Om wederom aandacht te vestigen op het grote belang van aspecifieke factoren in psychotherapie namen psychiater Erwin van Meekeren en psychotherapeut Jan Baars het initiatief tot een bijzonder boek: De Ziel van het Vak. Het herinnert aan de populaire serie Kijken in de Ziel van Coen Verbraak, die in 2009 van start ging met een aflevering over psychiaters.
De spreekkamer
De Ziel van het Vak opent met vier theoretische hoofdstukken. Daarna volgt de kern van het boek: 33 persoonlijke verhalen waarin hulpverleners de lezer een kijkje gunnen in hun spreekkamer. Ze behandelen uiteenlopende stoornissen, vooral persoonlijkheidsproblematiek, maar ook autisme, suicidaliteit en anorexia nervosa, met een grote variëteit aan vooral recent ontwikkelde therapievormen zoals mbt en eft. Er is een duidelijke kop – deel één gaat over het belang van de eerste indruk – en staart –, het boek besluit met een deel over het afronden van de therapie.

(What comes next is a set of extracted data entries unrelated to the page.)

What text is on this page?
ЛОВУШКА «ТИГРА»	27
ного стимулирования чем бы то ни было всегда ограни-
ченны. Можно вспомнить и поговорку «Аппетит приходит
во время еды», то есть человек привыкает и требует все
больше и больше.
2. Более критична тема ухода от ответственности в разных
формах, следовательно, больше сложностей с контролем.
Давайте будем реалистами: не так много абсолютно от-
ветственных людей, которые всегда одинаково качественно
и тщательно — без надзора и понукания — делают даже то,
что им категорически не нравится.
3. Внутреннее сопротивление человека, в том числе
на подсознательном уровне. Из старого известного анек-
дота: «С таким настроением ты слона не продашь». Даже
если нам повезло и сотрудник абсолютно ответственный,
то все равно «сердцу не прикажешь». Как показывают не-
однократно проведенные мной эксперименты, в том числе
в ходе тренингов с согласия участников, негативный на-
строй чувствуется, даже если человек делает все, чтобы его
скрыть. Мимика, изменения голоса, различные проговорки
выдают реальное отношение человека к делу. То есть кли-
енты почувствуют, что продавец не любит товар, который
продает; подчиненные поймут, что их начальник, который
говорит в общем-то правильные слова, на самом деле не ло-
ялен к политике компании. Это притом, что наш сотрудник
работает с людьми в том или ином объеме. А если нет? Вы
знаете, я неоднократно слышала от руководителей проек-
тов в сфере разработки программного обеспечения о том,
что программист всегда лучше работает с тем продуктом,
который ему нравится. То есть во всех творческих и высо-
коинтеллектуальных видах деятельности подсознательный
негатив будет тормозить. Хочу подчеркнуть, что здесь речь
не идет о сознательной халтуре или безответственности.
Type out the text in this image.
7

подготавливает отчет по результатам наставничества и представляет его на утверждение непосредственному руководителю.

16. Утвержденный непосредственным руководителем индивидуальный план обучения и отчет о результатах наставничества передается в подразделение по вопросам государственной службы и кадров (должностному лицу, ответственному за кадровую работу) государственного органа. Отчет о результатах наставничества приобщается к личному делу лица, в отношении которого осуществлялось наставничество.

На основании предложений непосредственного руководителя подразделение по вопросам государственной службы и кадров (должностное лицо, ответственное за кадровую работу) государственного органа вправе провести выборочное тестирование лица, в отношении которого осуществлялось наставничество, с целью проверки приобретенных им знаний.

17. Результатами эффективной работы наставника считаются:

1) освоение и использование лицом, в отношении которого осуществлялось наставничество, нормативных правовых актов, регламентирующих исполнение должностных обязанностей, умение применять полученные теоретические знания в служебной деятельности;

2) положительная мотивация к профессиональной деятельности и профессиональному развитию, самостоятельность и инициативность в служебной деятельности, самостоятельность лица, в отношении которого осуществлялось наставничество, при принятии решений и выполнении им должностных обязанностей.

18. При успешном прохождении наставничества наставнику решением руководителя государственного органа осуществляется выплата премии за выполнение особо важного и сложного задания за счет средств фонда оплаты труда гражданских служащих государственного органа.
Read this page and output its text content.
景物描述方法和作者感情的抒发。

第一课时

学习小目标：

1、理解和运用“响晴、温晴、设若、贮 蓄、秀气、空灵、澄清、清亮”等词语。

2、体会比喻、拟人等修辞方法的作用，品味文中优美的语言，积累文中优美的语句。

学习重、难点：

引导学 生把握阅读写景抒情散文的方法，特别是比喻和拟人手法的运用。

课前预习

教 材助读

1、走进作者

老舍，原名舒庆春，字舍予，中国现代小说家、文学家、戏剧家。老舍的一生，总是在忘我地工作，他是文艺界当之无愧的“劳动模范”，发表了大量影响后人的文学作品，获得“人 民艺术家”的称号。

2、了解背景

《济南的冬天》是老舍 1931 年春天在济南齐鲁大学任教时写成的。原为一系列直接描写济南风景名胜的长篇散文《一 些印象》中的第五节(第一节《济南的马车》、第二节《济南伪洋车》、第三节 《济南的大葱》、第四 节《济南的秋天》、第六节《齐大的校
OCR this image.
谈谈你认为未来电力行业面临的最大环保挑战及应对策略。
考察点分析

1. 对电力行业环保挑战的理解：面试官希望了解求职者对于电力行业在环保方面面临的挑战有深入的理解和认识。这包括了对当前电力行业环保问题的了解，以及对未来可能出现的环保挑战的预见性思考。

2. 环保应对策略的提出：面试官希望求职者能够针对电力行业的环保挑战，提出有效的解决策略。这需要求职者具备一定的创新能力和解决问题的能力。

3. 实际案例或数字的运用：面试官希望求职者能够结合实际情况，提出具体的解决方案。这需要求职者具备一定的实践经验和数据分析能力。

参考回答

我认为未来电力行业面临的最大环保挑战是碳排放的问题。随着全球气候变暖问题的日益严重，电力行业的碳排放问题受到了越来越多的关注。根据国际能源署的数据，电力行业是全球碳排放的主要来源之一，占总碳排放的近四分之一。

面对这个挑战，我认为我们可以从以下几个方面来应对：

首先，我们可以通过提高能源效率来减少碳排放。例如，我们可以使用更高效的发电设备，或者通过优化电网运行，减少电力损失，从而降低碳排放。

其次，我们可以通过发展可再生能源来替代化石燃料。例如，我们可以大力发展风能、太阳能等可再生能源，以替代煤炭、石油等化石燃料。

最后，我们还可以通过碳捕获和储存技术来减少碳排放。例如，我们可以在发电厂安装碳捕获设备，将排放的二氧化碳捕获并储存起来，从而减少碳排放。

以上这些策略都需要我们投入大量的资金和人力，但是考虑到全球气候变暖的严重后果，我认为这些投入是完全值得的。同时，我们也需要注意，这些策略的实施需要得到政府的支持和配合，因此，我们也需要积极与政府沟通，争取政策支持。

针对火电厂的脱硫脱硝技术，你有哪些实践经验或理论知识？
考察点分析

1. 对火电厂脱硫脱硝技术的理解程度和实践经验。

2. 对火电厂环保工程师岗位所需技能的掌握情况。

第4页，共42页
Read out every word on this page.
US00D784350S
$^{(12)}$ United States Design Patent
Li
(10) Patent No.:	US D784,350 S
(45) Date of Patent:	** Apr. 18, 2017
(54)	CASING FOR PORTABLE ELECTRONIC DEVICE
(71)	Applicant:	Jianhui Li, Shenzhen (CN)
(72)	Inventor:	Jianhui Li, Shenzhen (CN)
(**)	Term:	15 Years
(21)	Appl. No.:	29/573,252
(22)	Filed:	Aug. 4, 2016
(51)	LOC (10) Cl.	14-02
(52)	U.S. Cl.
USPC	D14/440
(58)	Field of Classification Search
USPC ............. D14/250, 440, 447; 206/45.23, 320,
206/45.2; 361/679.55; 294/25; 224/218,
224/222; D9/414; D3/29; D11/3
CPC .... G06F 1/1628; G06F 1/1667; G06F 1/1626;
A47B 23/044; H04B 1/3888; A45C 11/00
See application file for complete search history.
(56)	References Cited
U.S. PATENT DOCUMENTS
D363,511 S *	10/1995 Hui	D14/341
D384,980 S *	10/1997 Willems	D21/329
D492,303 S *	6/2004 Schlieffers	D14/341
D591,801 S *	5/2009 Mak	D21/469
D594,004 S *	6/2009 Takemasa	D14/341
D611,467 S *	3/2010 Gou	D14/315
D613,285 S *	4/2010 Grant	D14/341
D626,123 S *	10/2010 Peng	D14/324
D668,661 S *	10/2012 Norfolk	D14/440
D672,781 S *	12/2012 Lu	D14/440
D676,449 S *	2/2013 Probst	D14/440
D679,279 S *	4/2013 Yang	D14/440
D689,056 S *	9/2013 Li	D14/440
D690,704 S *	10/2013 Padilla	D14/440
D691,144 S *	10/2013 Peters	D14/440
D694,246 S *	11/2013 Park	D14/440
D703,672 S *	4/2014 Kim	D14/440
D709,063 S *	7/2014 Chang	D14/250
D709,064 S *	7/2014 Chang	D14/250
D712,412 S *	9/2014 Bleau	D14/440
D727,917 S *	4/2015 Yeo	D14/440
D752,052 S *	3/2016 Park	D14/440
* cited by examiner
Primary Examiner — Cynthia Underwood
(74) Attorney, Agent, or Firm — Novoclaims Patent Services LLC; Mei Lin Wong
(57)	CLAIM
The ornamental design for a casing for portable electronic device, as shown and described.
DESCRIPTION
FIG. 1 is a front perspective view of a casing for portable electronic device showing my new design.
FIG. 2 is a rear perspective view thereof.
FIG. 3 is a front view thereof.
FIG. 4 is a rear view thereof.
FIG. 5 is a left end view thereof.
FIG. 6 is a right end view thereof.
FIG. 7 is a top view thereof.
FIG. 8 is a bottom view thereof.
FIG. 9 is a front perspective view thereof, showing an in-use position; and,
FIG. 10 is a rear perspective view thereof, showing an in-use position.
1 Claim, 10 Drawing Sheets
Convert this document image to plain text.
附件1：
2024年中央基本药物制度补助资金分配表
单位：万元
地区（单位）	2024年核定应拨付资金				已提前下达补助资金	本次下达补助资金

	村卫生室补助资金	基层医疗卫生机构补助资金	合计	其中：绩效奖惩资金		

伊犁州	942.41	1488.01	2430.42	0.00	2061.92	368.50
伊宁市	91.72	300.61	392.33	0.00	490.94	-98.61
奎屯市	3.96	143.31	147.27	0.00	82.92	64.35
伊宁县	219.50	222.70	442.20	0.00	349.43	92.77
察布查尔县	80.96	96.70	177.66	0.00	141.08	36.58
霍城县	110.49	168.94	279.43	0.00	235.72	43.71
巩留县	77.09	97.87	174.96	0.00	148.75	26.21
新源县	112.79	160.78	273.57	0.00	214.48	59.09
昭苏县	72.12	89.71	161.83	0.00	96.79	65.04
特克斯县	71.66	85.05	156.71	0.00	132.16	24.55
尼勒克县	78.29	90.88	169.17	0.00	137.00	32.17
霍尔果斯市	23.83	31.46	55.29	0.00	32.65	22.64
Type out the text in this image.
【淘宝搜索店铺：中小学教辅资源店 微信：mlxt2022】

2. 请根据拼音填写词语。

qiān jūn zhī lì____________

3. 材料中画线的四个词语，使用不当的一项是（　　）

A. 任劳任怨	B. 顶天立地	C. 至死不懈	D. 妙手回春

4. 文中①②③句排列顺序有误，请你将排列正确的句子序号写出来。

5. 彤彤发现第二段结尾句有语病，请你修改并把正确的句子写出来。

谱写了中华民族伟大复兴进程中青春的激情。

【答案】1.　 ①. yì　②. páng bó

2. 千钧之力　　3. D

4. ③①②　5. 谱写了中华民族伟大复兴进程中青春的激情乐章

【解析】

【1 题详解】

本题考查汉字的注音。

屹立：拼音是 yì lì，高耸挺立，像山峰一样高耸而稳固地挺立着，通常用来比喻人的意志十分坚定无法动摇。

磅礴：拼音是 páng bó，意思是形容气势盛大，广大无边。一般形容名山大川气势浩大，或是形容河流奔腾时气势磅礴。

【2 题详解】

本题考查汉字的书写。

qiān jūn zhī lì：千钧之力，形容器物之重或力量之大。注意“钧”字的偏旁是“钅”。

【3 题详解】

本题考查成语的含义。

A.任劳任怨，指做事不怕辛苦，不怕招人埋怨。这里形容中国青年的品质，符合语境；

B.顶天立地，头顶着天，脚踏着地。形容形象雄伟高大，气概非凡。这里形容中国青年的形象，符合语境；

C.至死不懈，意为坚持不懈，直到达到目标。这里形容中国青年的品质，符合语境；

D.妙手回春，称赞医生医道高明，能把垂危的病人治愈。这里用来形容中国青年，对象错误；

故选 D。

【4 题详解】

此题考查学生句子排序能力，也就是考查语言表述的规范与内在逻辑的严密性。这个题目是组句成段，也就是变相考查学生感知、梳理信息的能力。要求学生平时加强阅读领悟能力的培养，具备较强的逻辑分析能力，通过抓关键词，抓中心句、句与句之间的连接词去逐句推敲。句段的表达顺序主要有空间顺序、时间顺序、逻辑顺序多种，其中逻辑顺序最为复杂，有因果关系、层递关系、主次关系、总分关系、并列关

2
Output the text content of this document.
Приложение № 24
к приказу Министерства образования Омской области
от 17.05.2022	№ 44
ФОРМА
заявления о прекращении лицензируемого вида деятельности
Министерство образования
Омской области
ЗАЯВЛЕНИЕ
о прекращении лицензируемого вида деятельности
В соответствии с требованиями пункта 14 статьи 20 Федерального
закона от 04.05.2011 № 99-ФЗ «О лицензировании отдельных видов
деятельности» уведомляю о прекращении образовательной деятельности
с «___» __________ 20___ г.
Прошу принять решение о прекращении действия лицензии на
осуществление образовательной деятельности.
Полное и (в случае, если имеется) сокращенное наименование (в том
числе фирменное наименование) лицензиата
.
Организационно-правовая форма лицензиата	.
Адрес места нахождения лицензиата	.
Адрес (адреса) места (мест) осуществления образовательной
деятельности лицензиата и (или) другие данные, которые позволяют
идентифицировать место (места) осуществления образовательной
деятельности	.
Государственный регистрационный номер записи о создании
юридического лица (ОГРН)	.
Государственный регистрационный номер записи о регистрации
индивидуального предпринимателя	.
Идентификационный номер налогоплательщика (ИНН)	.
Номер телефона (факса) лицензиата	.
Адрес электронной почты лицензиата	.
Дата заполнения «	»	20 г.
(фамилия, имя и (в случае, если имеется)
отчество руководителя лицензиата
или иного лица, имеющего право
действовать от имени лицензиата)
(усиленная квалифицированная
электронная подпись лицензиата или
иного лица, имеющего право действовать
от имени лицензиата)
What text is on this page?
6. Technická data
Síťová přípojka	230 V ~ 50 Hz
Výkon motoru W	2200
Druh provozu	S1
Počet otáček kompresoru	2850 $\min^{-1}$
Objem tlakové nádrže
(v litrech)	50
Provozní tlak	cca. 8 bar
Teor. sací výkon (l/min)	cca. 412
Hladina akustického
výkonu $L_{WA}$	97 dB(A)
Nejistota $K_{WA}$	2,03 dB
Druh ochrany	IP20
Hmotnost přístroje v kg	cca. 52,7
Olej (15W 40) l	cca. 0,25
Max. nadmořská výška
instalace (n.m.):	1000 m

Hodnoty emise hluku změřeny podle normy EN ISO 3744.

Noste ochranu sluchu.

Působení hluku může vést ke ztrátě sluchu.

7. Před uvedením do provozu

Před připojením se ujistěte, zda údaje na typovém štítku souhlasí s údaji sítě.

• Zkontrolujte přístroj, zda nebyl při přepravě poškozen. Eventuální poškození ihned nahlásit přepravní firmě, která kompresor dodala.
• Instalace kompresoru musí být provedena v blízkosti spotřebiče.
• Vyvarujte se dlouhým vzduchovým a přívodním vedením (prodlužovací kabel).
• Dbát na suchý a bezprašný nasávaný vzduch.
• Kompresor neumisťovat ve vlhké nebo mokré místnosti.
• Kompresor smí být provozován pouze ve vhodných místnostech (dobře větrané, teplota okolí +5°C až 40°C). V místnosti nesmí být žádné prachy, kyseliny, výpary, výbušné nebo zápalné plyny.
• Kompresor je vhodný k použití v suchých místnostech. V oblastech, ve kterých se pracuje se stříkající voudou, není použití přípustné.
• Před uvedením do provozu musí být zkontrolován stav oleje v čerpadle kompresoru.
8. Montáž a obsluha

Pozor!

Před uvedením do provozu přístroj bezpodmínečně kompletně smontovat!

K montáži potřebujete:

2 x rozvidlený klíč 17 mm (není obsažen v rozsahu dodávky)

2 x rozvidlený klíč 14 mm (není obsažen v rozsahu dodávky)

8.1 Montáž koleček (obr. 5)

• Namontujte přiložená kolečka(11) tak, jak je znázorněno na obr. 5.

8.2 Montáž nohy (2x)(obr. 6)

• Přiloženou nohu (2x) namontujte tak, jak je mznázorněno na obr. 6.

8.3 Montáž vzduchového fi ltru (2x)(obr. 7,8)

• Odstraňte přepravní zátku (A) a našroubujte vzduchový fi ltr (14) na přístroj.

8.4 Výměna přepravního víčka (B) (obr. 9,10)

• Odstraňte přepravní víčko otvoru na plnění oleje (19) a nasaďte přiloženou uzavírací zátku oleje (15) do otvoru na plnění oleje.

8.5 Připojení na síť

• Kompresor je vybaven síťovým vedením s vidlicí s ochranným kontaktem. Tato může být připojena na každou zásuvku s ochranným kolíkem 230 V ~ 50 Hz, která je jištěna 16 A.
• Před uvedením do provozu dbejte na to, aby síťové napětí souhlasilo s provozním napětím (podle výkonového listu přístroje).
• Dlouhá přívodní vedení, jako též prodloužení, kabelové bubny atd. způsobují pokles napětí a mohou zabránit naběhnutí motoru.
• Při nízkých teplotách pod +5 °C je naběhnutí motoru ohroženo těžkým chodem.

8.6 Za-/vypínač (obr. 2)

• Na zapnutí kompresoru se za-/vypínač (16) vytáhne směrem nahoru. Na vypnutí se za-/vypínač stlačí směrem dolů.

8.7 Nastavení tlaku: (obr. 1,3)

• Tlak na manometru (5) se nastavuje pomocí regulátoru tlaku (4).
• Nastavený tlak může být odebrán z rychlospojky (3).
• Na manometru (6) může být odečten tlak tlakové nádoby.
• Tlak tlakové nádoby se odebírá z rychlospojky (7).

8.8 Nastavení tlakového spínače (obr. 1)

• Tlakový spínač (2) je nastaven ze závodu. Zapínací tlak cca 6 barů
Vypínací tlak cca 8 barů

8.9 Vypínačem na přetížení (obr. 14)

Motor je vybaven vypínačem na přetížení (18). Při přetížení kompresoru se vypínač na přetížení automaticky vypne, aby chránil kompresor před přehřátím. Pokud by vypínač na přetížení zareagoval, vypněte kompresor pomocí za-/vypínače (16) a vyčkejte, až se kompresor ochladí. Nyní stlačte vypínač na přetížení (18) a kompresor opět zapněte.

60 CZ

De overige hoofdstukken staan kriskras door elkaar en worden op willekeurige plekken afgewisseld met acht korte intermezzo’s. Deze snijden weliswaar belangrijke onderwerpen aan, zoals het geheugen en de wetenschap, maar voegen door hun geringe lengte weinig toe. Zelf vond ik ze wat storend, omdat ze me weghaalden uit de plek waar het allemaal gebeurt: de spreekkamer.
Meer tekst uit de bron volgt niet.